You might never know my story. You’ll never know that my older brother has special needs. And you’ll never know what I went through growing up as I came to realize what this meant. You’ll never know about the cancer my mom had my sophomore year of high school and the depression that came with it. You won’t know the addictions, the late nights, the angsty journal entries that pervade almost every memory of my growing-up years.

We’ll never talk about the ways I’ve overcome these, that I still fight to overcome these. You won’t feel the hugs from my mom, meet the friends who encouraged me, or hear the words they said. You won’t read the same books in the same way I did. You won’t discover the same epiphanies, or participate in the processes that brought me here.

Because to you, I am an object, a thing easily definable and dismissed, a scarf on a stage in a bookshop.

And to me, you are that.

I don’t know your story—maybe I never will. I may never even know what your primary tutorial is or what state you call home.

And as much as I want to know your story, sometimes I have to remind myself that I can’t. Intimately knowing every person here during a single semester is just not possible, as much as we might converse or interact. And as important as our stories are in the past, what about us in the present? The way we process information, the connections we make, the inevitable influence of our memories?

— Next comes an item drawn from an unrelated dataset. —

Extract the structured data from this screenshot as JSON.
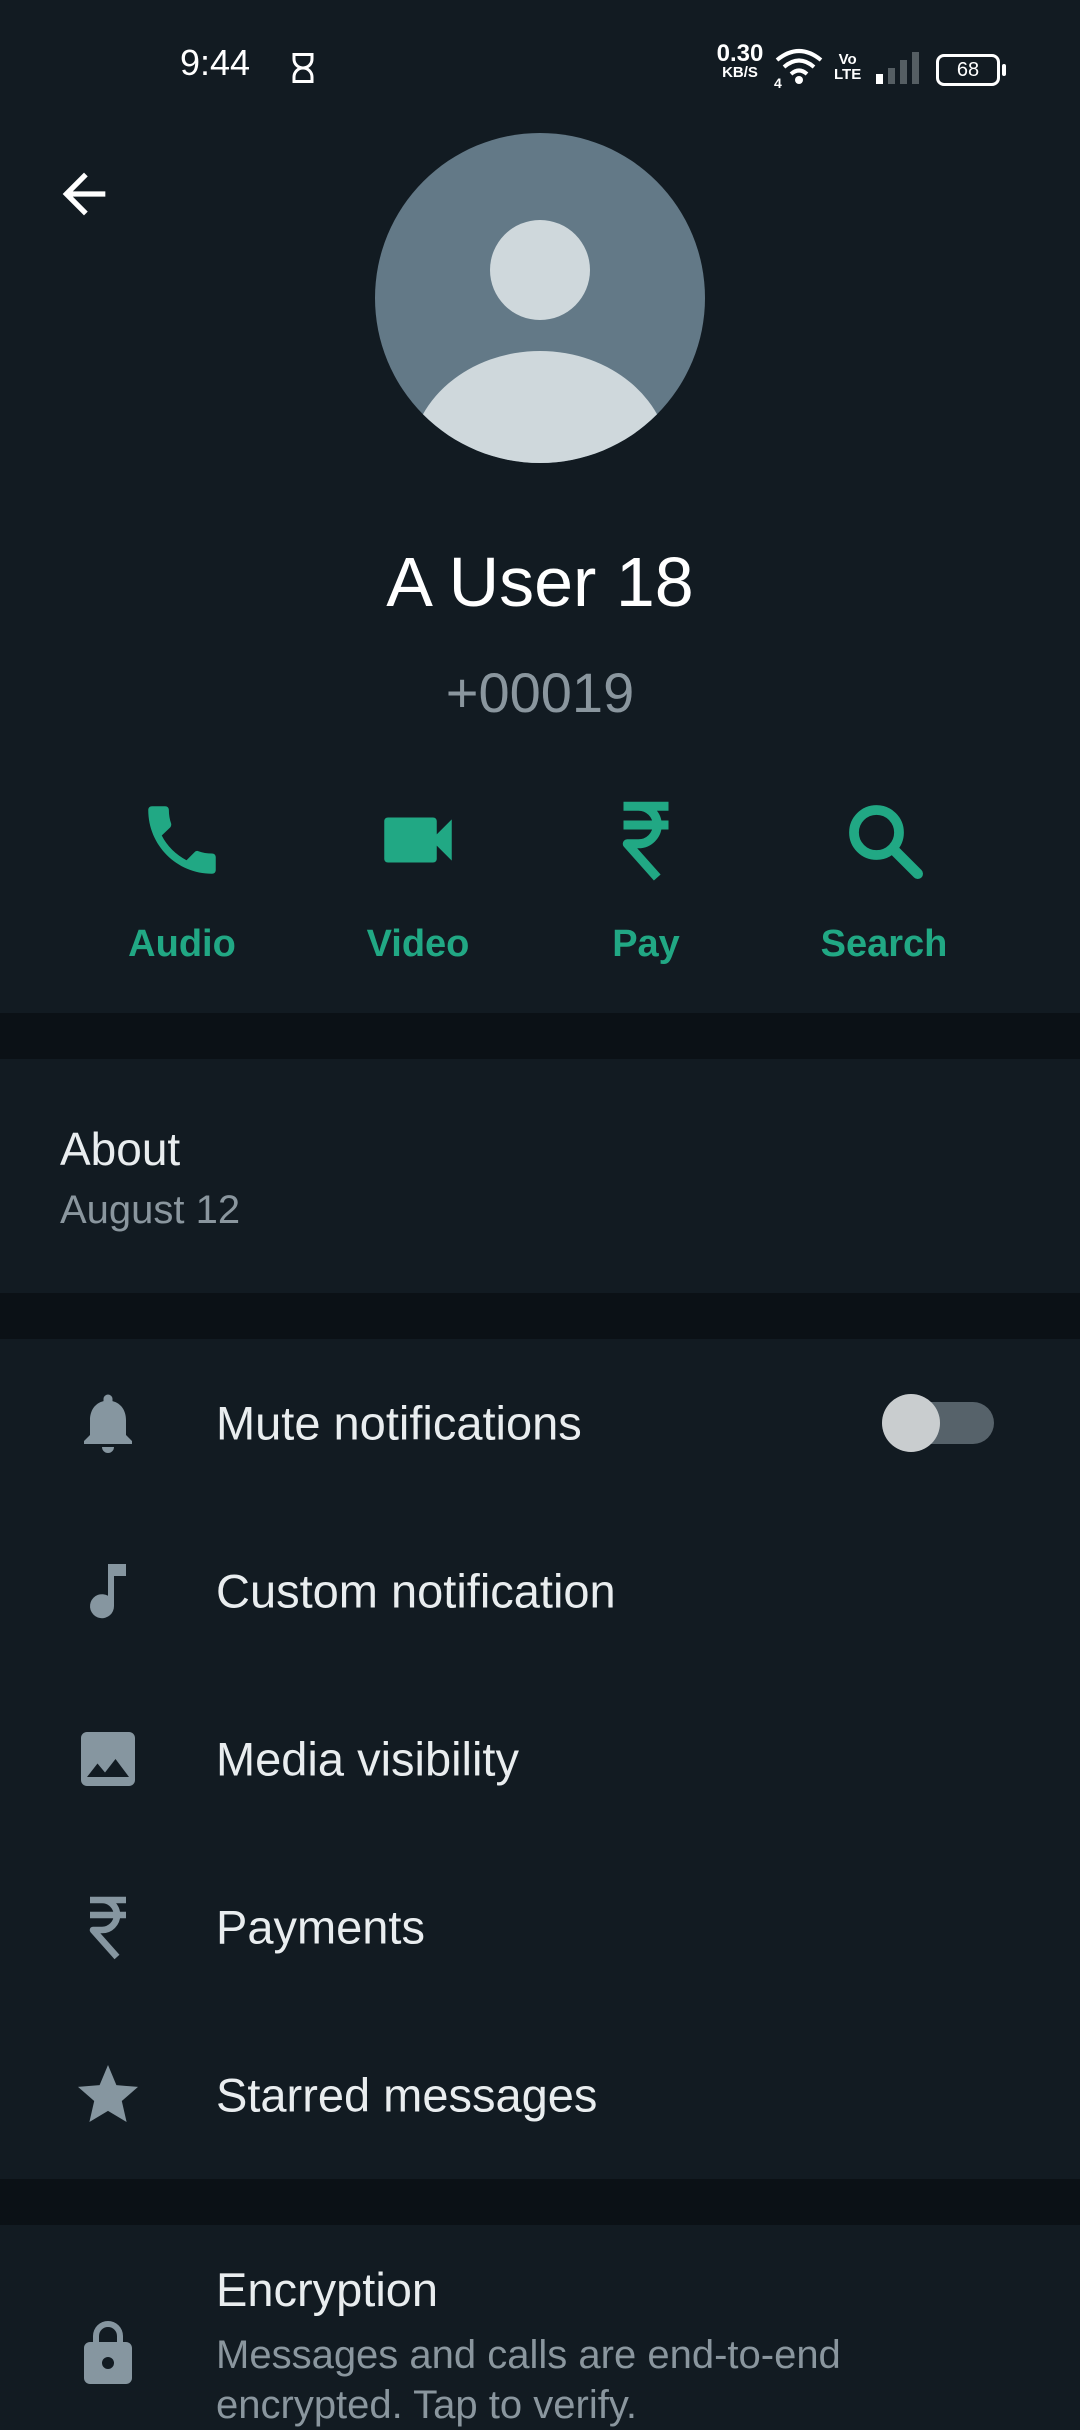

I guess, maybe, we can’t really know each other. Maybe.

But that doesn’t mean we have to be objects to each other. You are no simple scarf in a play that signifies a name, a voice, a shadow of a personality. You are so much more—and so am I, and so are all of us. That’s just true.

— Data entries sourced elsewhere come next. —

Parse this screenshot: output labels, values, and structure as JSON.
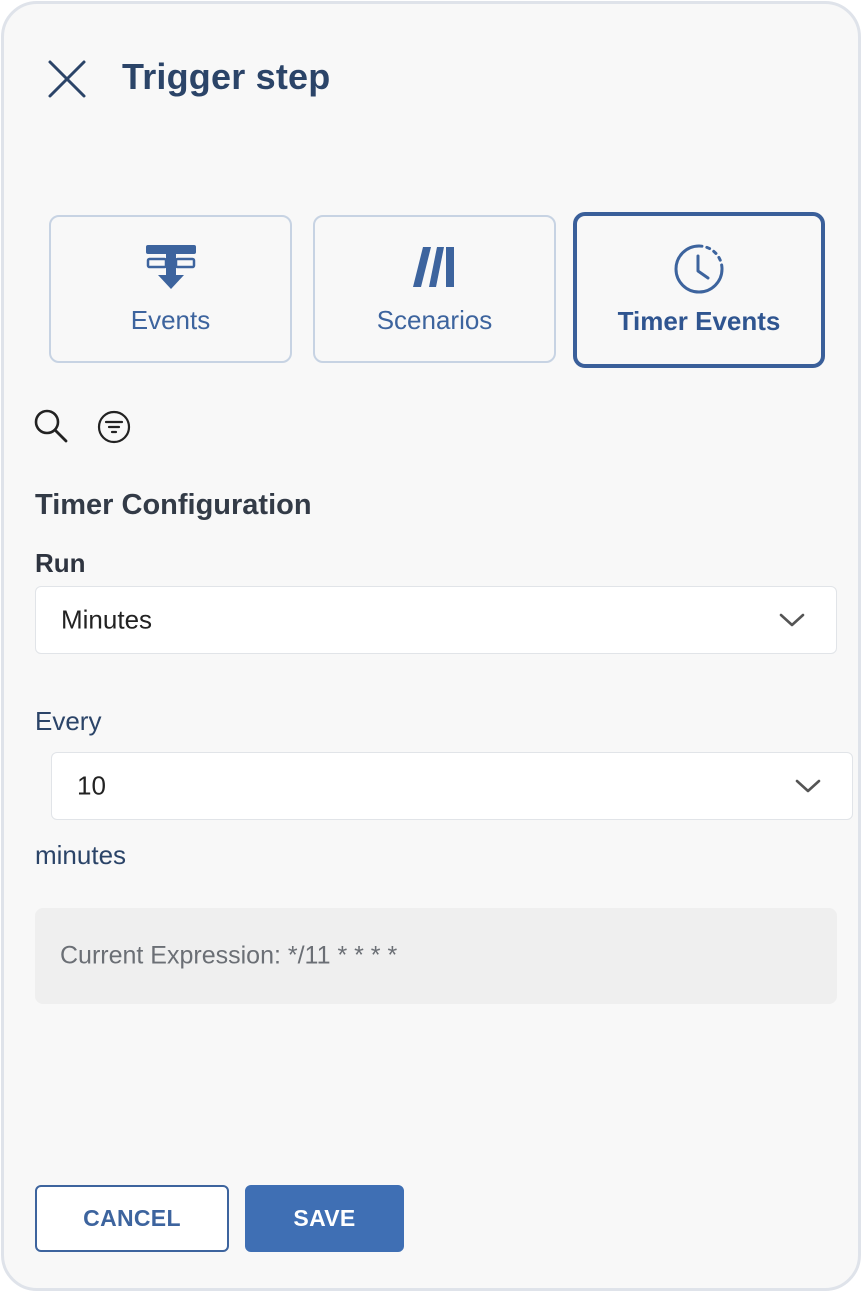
{
  "header": {
    "title": "Trigger step",
    "close_icon": "close-icon"
  },
  "tabs": [
    {
      "label": "Events",
      "icon": "events-icon",
      "active": false
    },
    {
      "label": "Scenarios",
      "icon": "scenarios-icon",
      "active": false
    },
    {
      "label": "Timer Events",
      "icon": "clock-icon",
      "active": true
    }
  ],
  "toolbar": {
    "search_icon": "search-icon",
    "filter_icon": "filter-icon"
  },
  "config": {
    "heading": "Timer Configuration",
    "run_label": "Run",
    "run_value": "Minutes",
    "every_label": "Every",
    "every_value": "10",
    "unit_label": "minutes",
    "expression": "Current Expression: */11 * * * *"
  },
  "footer": {
    "cancel_label": "CANCEL",
    "save_label": "SAVE"
  },
  "colors": {
    "primary": "#3f6fb4",
    "title": "#2b4468",
    "active_border": "#3a5f9a",
    "tab_border": "#c7d3e3",
    "panel_background": "#f8f8f8"
  }
}
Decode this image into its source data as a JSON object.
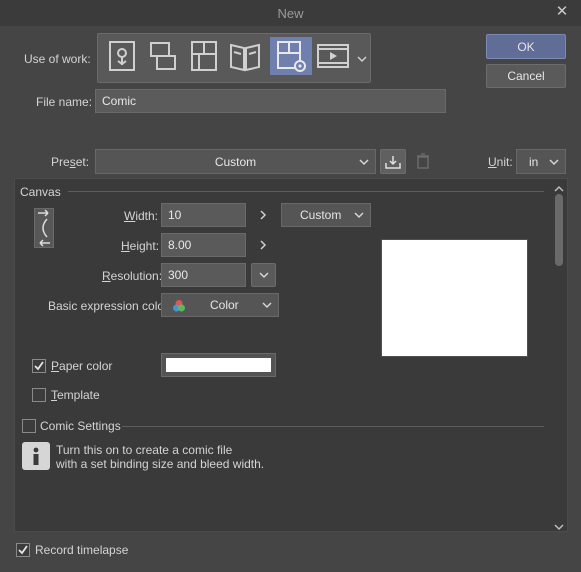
{
  "window": {
    "title": "New",
    "close_icon": "close-icon"
  },
  "use_of_work": {
    "label": "Use of work:",
    "options": [
      {
        "name": "illustration",
        "icon": "illustration-icon",
        "selected": false
      },
      {
        "name": "webtoon",
        "icon": "webtoon-icon",
        "selected": false
      },
      {
        "name": "comic",
        "icon": "comic-icon",
        "selected": false
      },
      {
        "name": "show-all-comic-settings",
        "icon": "book-icon",
        "selected": false
      },
      {
        "name": "comic-settings",
        "icon": "comic-settings-icon",
        "selected": true
      },
      {
        "name": "animation",
        "icon": "animation-icon",
        "selected": false
      }
    ]
  },
  "file_name": {
    "label": "File name:",
    "value": "Comic"
  },
  "buttons": {
    "ok": "OK",
    "cancel": "Cancel"
  },
  "preset": {
    "label": "Preset:",
    "value": "Custom"
  },
  "unit": {
    "label": "Unit:",
    "value": "in"
  },
  "canvas": {
    "section_label": "Canvas",
    "width": {
      "label": "Width:",
      "value": "10"
    },
    "height": {
      "label": "Height:",
      "value": "8.00"
    },
    "size_preset": "Custom",
    "resolution": {
      "label": "Resolution:",
      "value": "300"
    },
    "basic_color": {
      "label": "Basic expression color:",
      "value": "Color"
    },
    "paper_color": {
      "label": "Paper color",
      "checked": true,
      "color": "#ffffff"
    },
    "template": {
      "label": "Template",
      "checked": false
    }
  },
  "comic_settings": {
    "label": "Comic Settings",
    "checked": false,
    "info_line1": "Turn this on to create a comic file",
    "info_line2": "with a set binding size and bleed width."
  },
  "record_timelapse": {
    "label": "Record timelapse",
    "checked": true
  },
  "colors": {
    "accent": "#6f7fae",
    "dialog_bg": "#454545",
    "panel_bg": "#3a3a3a"
  }
}
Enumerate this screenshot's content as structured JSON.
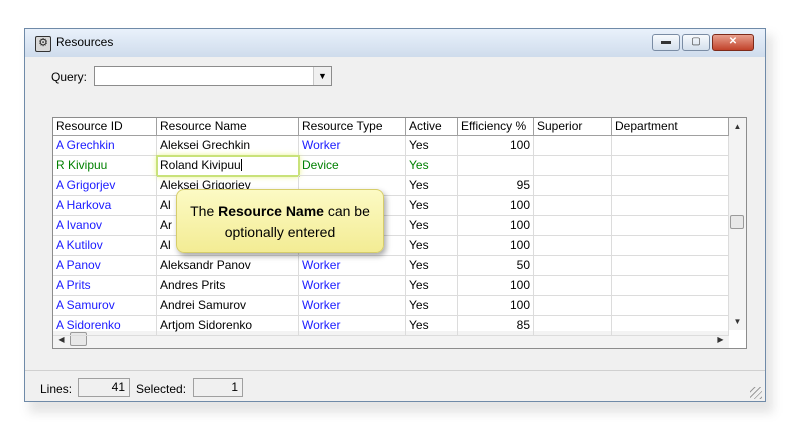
{
  "window": {
    "title": "Resources",
    "icon": "resources-gear-icon",
    "controls": {
      "minimize": "▬",
      "maximize": "▢",
      "close": "✕"
    }
  },
  "query": {
    "label": "Query:",
    "value": ""
  },
  "columns": [
    "Resource ID",
    "Resource Name",
    "Resource Type",
    "Active",
    "Efficiency %",
    "Superior",
    "Department"
  ],
  "rows": [
    {
      "id": "A Grechkin",
      "name": "Aleksei Grechkin",
      "type": "Worker",
      "active": "Yes",
      "efficiency": "100"
    },
    {
      "id": "R Kivipuu",
      "name": "Roland Kivipuu",
      "type": "Device",
      "active": "Yes",
      "efficiency": ""
    },
    {
      "id": "A Grigorjev",
      "name": "Aleksei Grigoriev",
      "type": "",
      "active": "Yes",
      "efficiency": "95"
    },
    {
      "id": "A Harkova",
      "name": "Al",
      "type": "",
      "active": "Yes",
      "efficiency": "100"
    },
    {
      "id": "A Ivanov",
      "name": "Ar",
      "type": "",
      "active": "Yes",
      "efficiency": "100"
    },
    {
      "id": "A Kutilov",
      "name": "Al",
      "type": "",
      "active": "Yes",
      "efficiency": "100"
    },
    {
      "id": "A Panov",
      "name": "Aleksandr Panov",
      "type": "Worker",
      "active": "Yes",
      "efficiency": "50"
    },
    {
      "id": "A Prits",
      "name": "Andres Prits",
      "type": "Worker",
      "active": "Yes",
      "efficiency": "100"
    },
    {
      "id": "A Samurov",
      "name": "Andrei Samurov",
      "type": "Worker",
      "active": "Yes",
      "efficiency": "100"
    },
    {
      "id": "A Sidorenko",
      "name": "Artjom Sidorenko",
      "type": "Worker",
      "active": "Yes",
      "efficiency": "85"
    }
  ],
  "status": {
    "lines_label": "Lines:",
    "lines_value": "41",
    "selected_label": "Selected:",
    "selected_value": "1"
  },
  "callout": {
    "prefix": "The",
    "bold": "Resource Name",
    "suffix": "can be optionally entered"
  },
  "colors": {
    "link_blue": "#1a1aff",
    "device_green": "#008000",
    "callout_bg": "#f7f1a8"
  }
}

It’s going to take a lot of conversation, and a lot of constant imagination to realize that truth; open, empty rooms in our minds where we allow other people to exist in possibility. Maybe I am more than these glasses or this hair or even this talk. Maybe you are more than a haircut or a smile as we pass by. Maybe you’re on your way to a lecture where you’ll sit with a new British friend, awkwardly attempting to talk about the weather before you break out your phone to text your mom—man, you miss her a lot—and tell her about what you cooked for your food group last night. Maybe your life is just as complex as mine.

None of these things probably happened—and that’s okay, because I humbly realize that I’m no psychic. I don’t actually know. But maybe these stories are an exercise for me in imagination, helping me to see you as more than an object. Maybe stories—even just the ones I make up—will make you and I more human.

In the final scene of King Lear, one character cries over the “body” of another. It moved me to tears. But the “body” was a just a dress that the dead character had worn, draped over the stage. And this was the moment of greatest humanity: that in the telling of the story, the object had become a person.

Let’s tell better stories about each other.